Marty reconnects with his high school buddy Earl (Jeremie Harris), who is engrossed in cryptocurrency trading. At work, Marty uncovers irregularities in the bank's transactions with the art gallery run by maneater Penelope (Malaya Rivera Drew) and her accountant/sex partner Ted Patterson (Vincent Kartheiser). Marty starts a friendship with gallery employee Katie (Alexis Bedel), but as he digs deeper into the books and Earl delves into unusual crypto transactions, the threads of a dangerous conspiracy emerge.
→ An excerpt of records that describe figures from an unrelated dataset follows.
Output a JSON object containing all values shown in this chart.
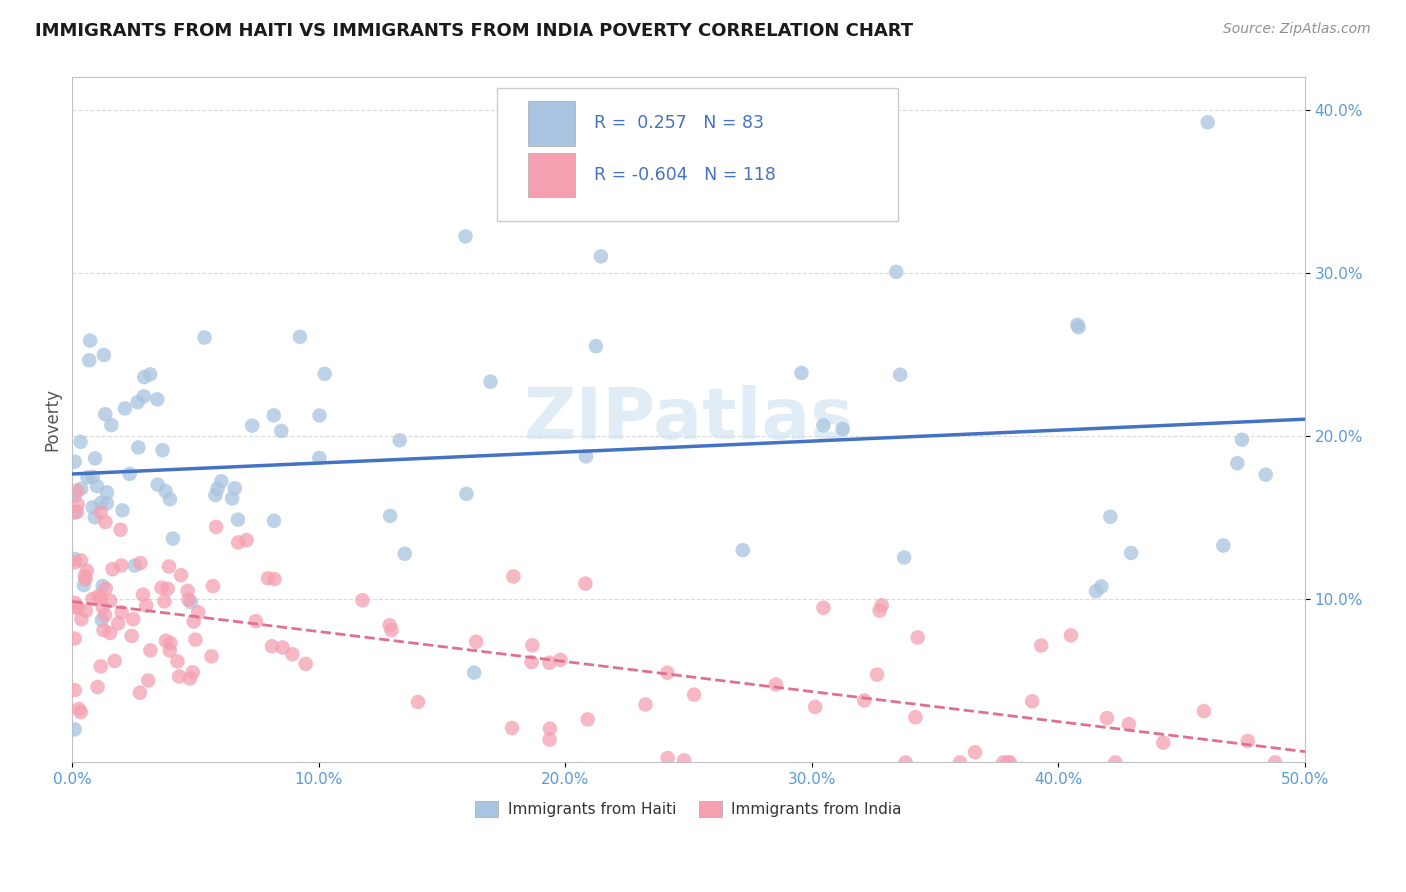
{
  "title": "IMMIGRANTS FROM HAITI VS IMMIGRANTS FROM INDIA POVERTY CORRELATION CHART",
  "source": "Source: ZipAtlas.com",
  "ylabel": "Poverty",
  "haiti_R": 0.257,
  "haiti_N": 83,
  "india_R": -0.604,
  "india_N": 118,
  "haiti_color": "#a8c4e0",
  "india_color": "#f4a0b0",
  "haiti_line_color": "#4472c4",
  "india_line_color": "#e07090",
  "legend_haiti": "Immigrants from Haiti",
  "legend_india": "Immigrants from India",
  "xlim": [
    0.0,
    0.5
  ],
  "ylim": [
    0.0,
    0.42
  ],
  "watermark": "ZIPatlas",
  "watermark_color": "#c8ddf0",
  "tick_color": "#5b9bd5",
  "title_color": "#1a1a1a",
  "source_color": "#909090",
  "grid_color": "#d8d8d8",
  "legend_text_color": "#4472c4",
  "legend_box_color": "#e8e8e8"
}
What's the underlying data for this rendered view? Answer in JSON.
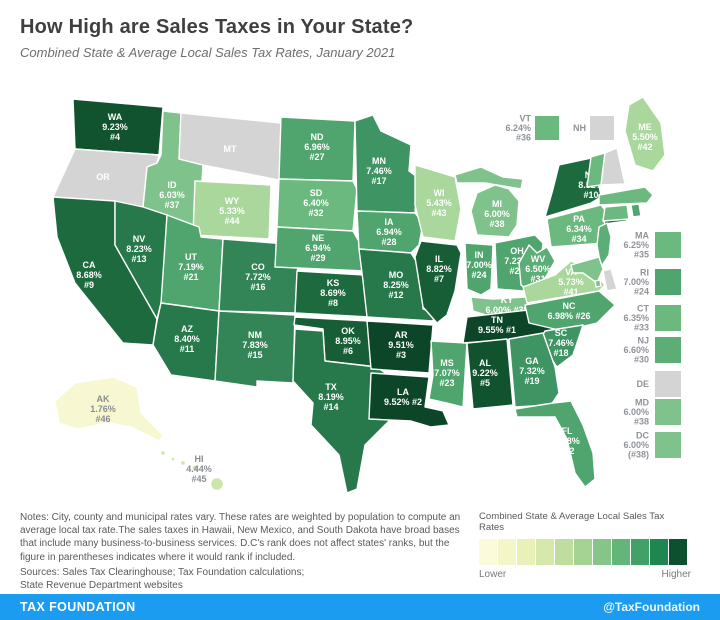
{
  "header": {
    "title": "How High are Sales Taxes in Your State?",
    "subtitle": "Combined State & Average Local Sales Tax Rates, January 2021"
  },
  "notes": "Notes: City, county and municipal rates vary. These rates are weighted by population to compute an average local tax rate.The sales taxes in Hawaii, New Mexico, and South Dakota have broad bases that include many business-to-business services. D.C's rank does not affect states' ranks, but the figure in parentheses indicates where it would rank if included.",
  "sources_line1": "Sources: Sales Tax Clearinghouse; Tax Foundation calculations;",
  "sources_line2": "State Revenue Department websites",
  "legend": {
    "title": "Combined State & Average Local Sales Tax Rates",
    "lower_label": "Lower",
    "higher_label": "Higher",
    "colors": [
      "#fbfbdc",
      "#f5f6c8",
      "#e9f0b8",
      "#d7e8ac",
      "#c0dda0",
      "#a5d295",
      "#86c489",
      "#63b57a",
      "#42a169",
      "#1f8551",
      "#0d4f2f"
    ]
  },
  "footer": {
    "left": "TAX FOUNDATION",
    "right": "@TaxFoundation",
    "bar_color": "#1b9cf0"
  },
  "map": {
    "no_data_fill": "#d4d4d4",
    "default_label_color": "#ffffff",
    "muted_label_color": "#898d92"
  },
  "chart_data": {
    "type": "choropleth",
    "title": "How High are Sales Taxes in Your State?",
    "subtitle": "Combined State & Average Local Sales Tax Rates, January 2021",
    "value_name": "combined state & average local sales tax rate",
    "unit": "%",
    "states": [
      {
        "abbr": "WA",
        "rate": 9.23,
        "rank": 4,
        "label_lines": [
          "WA",
          "9.23%",
          "#4"
        ],
        "fill": "#11532e"
      },
      {
        "abbr": "OR",
        "rate": null,
        "rank": null,
        "label_lines": [
          "OR"
        ],
        "fill": "#d4d4d4"
      },
      {
        "abbr": "CA",
        "rate": 8.68,
        "rank": 9,
        "label_lines": [
          "CA",
          "8.68%",
          "#9"
        ],
        "fill": "#1d6a3e"
      },
      {
        "abbr": "NV",
        "rate": 8.23,
        "rank": 13,
        "label_lines": [
          "NV",
          "8.23%",
          "#13"
        ],
        "fill": "#27784a"
      },
      {
        "abbr": "ID",
        "rate": 6.03,
        "rank": 37,
        "label_lines": [
          "ID",
          "6.03%",
          "#37"
        ],
        "fill": "#7fc28b"
      },
      {
        "abbr": "MT",
        "rate": null,
        "rank": null,
        "label_lines": [
          "MT"
        ],
        "fill": "#d4d4d4"
      },
      {
        "abbr": "WY",
        "rate": 5.33,
        "rank": 44,
        "label_lines": [
          "WY",
          "5.33%",
          "#44"
        ],
        "fill": "#a9d79c"
      },
      {
        "abbr": "UT",
        "rate": 7.19,
        "rank": 21,
        "label_lines": [
          "UT",
          "7.19%",
          "#21"
        ],
        "fill": "#50a56e"
      },
      {
        "abbr": "CO",
        "rate": 7.72,
        "rank": 16,
        "label_lines": [
          "CO",
          "7.72%",
          "#16"
        ],
        "fill": "#338557"
      },
      {
        "abbr": "AZ",
        "rate": 8.4,
        "rank": 11,
        "label_lines": [
          "AZ",
          "8.40%",
          "#11"
        ],
        "fill": "#27784a"
      },
      {
        "abbr": "NM",
        "rate": 7.83,
        "rank": 15,
        "label_lines": [
          "NM",
          "7.83%",
          "#15"
        ],
        "fill": "#338557"
      },
      {
        "abbr": "ND",
        "rate": 6.96,
        "rank": 27,
        "label_lines": [
          "ND",
          "6.96%",
          "#27"
        ],
        "fill": "#50a56e"
      },
      {
        "abbr": "SD",
        "rate": 6.4,
        "rank": 32,
        "label_lines": [
          "SD",
          "6.40%",
          "#32"
        ],
        "fill": "#6cb97f"
      },
      {
        "abbr": "NE",
        "rate": 6.94,
        "rank": 29,
        "label_lines": [
          "NE",
          "6.94%",
          "#29"
        ],
        "fill": "#50a56e"
      },
      {
        "abbr": "KS",
        "rate": 8.69,
        "rank": 8,
        "label_lines": [
          "KS",
          "8.69%",
          "#8"
        ],
        "fill": "#1d6a3e"
      },
      {
        "abbr": "OK",
        "rate": 8.95,
        "rank": 6,
        "label_lines": [
          "OK",
          "8.95%",
          "#6"
        ],
        "fill": "#175e36"
      },
      {
        "abbr": "TX",
        "rate": 8.19,
        "rank": 14,
        "label_lines": [
          "TX",
          "8.19%",
          "#14"
        ],
        "fill": "#27784a"
      },
      {
        "abbr": "MN",
        "rate": 7.46,
        "rank": 17,
        "label_lines": [
          "MN",
          "7.46%",
          "#17"
        ],
        "fill": "#3f9463"
      },
      {
        "abbr": "IA",
        "rate": 6.94,
        "rank": 28,
        "label_lines": [
          "IA",
          "6.94%",
          "#28"
        ],
        "fill": "#50a56e"
      },
      {
        "abbr": "MO",
        "rate": 8.25,
        "rank": 12,
        "label_lines": [
          "MO",
          "8.25%",
          "#12"
        ],
        "fill": "#27784a"
      },
      {
        "abbr": "AR",
        "rate": 9.51,
        "rank": 3,
        "label_lines": [
          "AR",
          "9.51%",
          "#3"
        ],
        "fill": "#0c4527"
      },
      {
        "abbr": "LA",
        "rate": 9.52,
        "rank": 2,
        "label_lines": [
          "LA",
          "9.52% #2"
        ],
        "fill": "#0c4527"
      },
      {
        "abbr": "WI",
        "rate": 5.43,
        "rank": 43,
        "label_lines": [
          "WI",
          "5.43%",
          "#43"
        ],
        "fill": "#a9d79c"
      },
      {
        "abbr": "IL",
        "rate": 8.82,
        "rank": 7,
        "label_lines": [
          "IL",
          "8.82%",
          "#7"
        ],
        "fill": "#175e36"
      },
      {
        "abbr": "MS",
        "rate": 7.07,
        "rank": 23,
        "label_lines": [
          "MS",
          "7.07%",
          "#23"
        ],
        "fill": "#50a56e"
      },
      {
        "abbr": "MI",
        "rate": 6.0,
        "rank": 38,
        "label_lines": [
          "MI",
          "6.00%",
          "#38"
        ],
        "fill": "#7fc28b"
      },
      {
        "abbr": "IN",
        "rate": 7.0,
        "rank": 24,
        "label_lines": [
          "IN",
          "7.00%",
          "#24"
        ],
        "fill": "#50a56e"
      },
      {
        "abbr": "OH",
        "rate": 7.23,
        "rank": 20,
        "label_lines": [
          "OH",
          "7.23%",
          "#20"
        ],
        "fill": "#50a56e"
      },
      {
        "abbr": "KY",
        "rate": 6.0,
        "rank": 38,
        "label_lines": [
          "KY",
          "6.00% #38"
        ],
        "fill": "#7fc28b"
      },
      {
        "abbr": "TN",
        "rate": 9.55,
        "rank": 1,
        "label_lines": [
          "TN",
          "9.55% #1"
        ],
        "fill": "#0c4527"
      },
      {
        "abbr": "AL",
        "rate": 9.22,
        "rank": 5,
        "label_lines": [
          "AL",
          "9.22%",
          "#5"
        ],
        "fill": "#11532e"
      },
      {
        "abbr": "WV",
        "rate": 6.5,
        "rank": 31,
        "label_lines": [
          "WV",
          "6.50%",
          "#31"
        ],
        "fill": "#5cae76"
      },
      {
        "abbr": "VA",
        "rate": 5.73,
        "rank": 41,
        "label_lines": [
          "VA",
          "5.73%",
          "#41"
        ],
        "fill": "#a9d79c"
      },
      {
        "abbr": "NC",
        "rate": 6.98,
        "rank": 26,
        "label_lines": [
          "NC",
          "6.98% #26"
        ],
        "fill": "#50a56e"
      },
      {
        "abbr": "SC",
        "rate": 7.46,
        "rank": 18,
        "label_lines": [
          "SC",
          "7.46%",
          "#18"
        ],
        "fill": "#3f9463"
      },
      {
        "abbr": "GA",
        "rate": 7.32,
        "rank": 19,
        "label_lines": [
          "GA",
          "7.32%",
          "#19"
        ],
        "fill": "#3f9463"
      },
      {
        "abbr": "FL",
        "rate": 7.08,
        "rank": 22,
        "label_lines": [
          "FL",
          "7.08%",
          "#22"
        ],
        "fill": "#50a56e"
      },
      {
        "abbr": "PA",
        "rate": 6.34,
        "rank": 34,
        "label_lines": [
          "PA",
          "6.34%",
          "#34"
        ],
        "fill": "#6cb97f"
      },
      {
        "abbr": "NY",
        "rate": 8.52,
        "rank": 10,
        "label_lines": [
          "NY",
          "8.52%",
          "#10"
        ],
        "fill": "#1d6a3e"
      },
      {
        "abbr": "ME",
        "rate": 5.5,
        "rank": 42,
        "label_lines": [
          "ME",
          "5.50%",
          "#42"
        ],
        "fill": "#a9d79c"
      },
      {
        "abbr": "AK",
        "rate": 1.76,
        "rank": 46,
        "label_lines": [
          "AK",
          "1.76%",
          "#46"
        ],
        "fill": "#f7f7d2",
        "label_color": "#898d92"
      },
      {
        "abbr": "HI",
        "rate": 4.44,
        "rank": 45,
        "label_lines": [
          "HI",
          "4.44%",
          "#45"
        ],
        "fill": "#cbe6aa",
        "label_color": "#898d92"
      },
      {
        "abbr": "VT",
        "rate": 6.24,
        "rank": 36,
        "label_lines": [
          "VT",
          "6.24%",
          "#36"
        ],
        "fill": "#6cb97f",
        "label_color": "#898d92"
      },
      {
        "abbr": "NH",
        "rate": null,
        "rank": null,
        "label_lines": [
          "NH"
        ],
        "fill": "#d4d4d4",
        "label_color": "#898d92"
      },
      {
        "abbr": "MA",
        "rate": 6.25,
        "rank": 35,
        "label_lines": [
          "MA",
          "6.25%",
          "#35"
        ],
        "fill": "#6cb97f",
        "label_color": "#898d92"
      },
      {
        "abbr": "RI",
        "rate": 7.0,
        "rank": 24,
        "label_lines": [
          "RI",
          "7.00%",
          "#24"
        ],
        "fill": "#50a56e",
        "label_color": "#898d92"
      },
      {
        "abbr": "CT",
        "rate": 6.35,
        "rank": 33,
        "label_lines": [
          "CT",
          "6.35%",
          "#33"
        ],
        "fill": "#6cb97f",
        "label_color": "#898d92"
      },
      {
        "abbr": "NJ",
        "rate": 6.6,
        "rank": 30,
        "label_lines": [
          "NJ",
          "6.60%",
          "#30"
        ],
        "fill": "#5cae76",
        "label_color": "#898d92"
      },
      {
        "abbr": "DE",
        "rate": null,
        "rank": null,
        "label_lines": [
          "DE"
        ],
        "fill": "#d4d4d4",
        "label_color": "#898d92"
      },
      {
        "abbr": "MD",
        "rate": 6.0,
        "rank": 38,
        "label_lines": [
          "MD",
          "6.00%",
          "#38"
        ],
        "fill": "#7fc28b",
        "label_color": "#898d92"
      },
      {
        "abbr": "DC",
        "rate": 6.0,
        "rank": 38,
        "label_lines": [
          "DC",
          "6.00%",
          "(#38)"
        ],
        "fill": "#7fc28b",
        "label_color": "#898d92"
      }
    ]
  }
}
A melange of hot-button issues compete for attention in the Crypto screenplay by Carlyle Eubank and David Frigerio. Muddled by a rainstorm of acronyms, the evil conspiracy is never quite defined but includes illicit cryptocurrency trading, the dark web, market manipulation, cross-border money laundering, the Russian mafia, corrupt bank officials, shell companies, stone-faced assassins mopping up witnesses, and of the course the old standby, micro chips containing top secrets.

But director John Stalberg Jr. also has to contend with a whole other storyline, involving a bedraggled potato farm and Marty having to mend fences with his father and brother. Kurt Russell's craggy presence provides Crypto with some of its best moments, while Luke Hemsworth deftly avoids any scenes which don't require him to be on the verge of breaking something or someone.

Despite the overflowing agenda, room can still be found for a tepid relationship to evolve between Marty and Katie. He is quite functional but on the spectrum, as evidenced by wearing his work suit and office shoes on their scenic hike.

Stalberg maintains narrative zip and finds enough return-of-the-prodigal-son notes to achieve reasonable momentum, blissfully ignoring the ever expanding plot holes. But when the rescue cavalry arrives in a final flourish corresponding with the bad guys suddenly discovering their incompetent side, all the MNEs, AMLs, ATMs, ICOs, TRACs and BSAs finally dissolve into a hearty alphabet soup.